Japón: de lo que nadie quiere hablar

Hay que saber qué contaminación radiactiva contienen los gases de venteo. En esta cuestión se disparan las hipótesis. Se ha reavivado la polémica sobre la seguridad de las centrales nucleares. No es una cuestión secundaria, más en un país como España en el que se estaban superando viejas reticencias. Pero en la fruición con la que ahora nos aplicamos al debate sobre la energía nuclear hay, aunque sea inconscientemente, el deseo de huir de la gran pregunta que el tsunami reabre. El número de muertos provocado por la gran ola de diez metros que avanzó a 500 kilómetros por hora, sembrando la destrucción, todavía no ha sido fijado. Da la sensación de que el Gobierno japonés está siendo muy cauto. Pero la gran cantidad de desaparecidos hace suponer que la cifra tendrá cuatro ceros.

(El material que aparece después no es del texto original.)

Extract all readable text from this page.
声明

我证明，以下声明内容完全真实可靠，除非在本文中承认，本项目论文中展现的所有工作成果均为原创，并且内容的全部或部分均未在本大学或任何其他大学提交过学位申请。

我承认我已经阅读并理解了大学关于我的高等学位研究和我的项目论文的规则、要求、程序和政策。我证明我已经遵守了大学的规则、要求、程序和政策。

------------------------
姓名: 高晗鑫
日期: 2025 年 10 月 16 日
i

Preferimos discutir sobre la energía nuclear porque en este caso no hay un culpable: ni el machismo, ni el calentamiento global, ni los terroristas. Salvo que se la echemos, como hizo Voltaire tras el terremoto de Lisboa en 1755, a Dios. A esa imagen de Dios tan moderna y tan infantil que lo convierte en una especie de supervisor de la creación, responsable de todas aquellas calamidades que provocan un sufrimiento misterioso. Una catástrofe como ésta permite reconocer, a los más atentos, que lo de estar vivo no es un derecho que hayamos adquirido de forma irrevocable. Tenemos derecho a que el Estado o que cualquier desalmado no nos quite la vida. Pero la fuente de la que surge esa vida permanece misteriosa, inaccesible e inconquistable. Hoy estamos y mañana no. ¿Evidente? No tanto. ¿Y esta vida, así de dependiente, así de frágil es justa? Ésta es la cuestión de la que nadie parece querer hablar.
El dilema es claro: o el absurdo o una Justicia Infinita que se haya sabido compadecer de los hombres. Benedicto XVI lo explica con una belleza difícil de superar en su último libro sobre Jesús de Nazaret. Fue Pilato el que lo señaló: Ecce Homo. En Él está abrazaba toda la humanidad sufriente y humillada.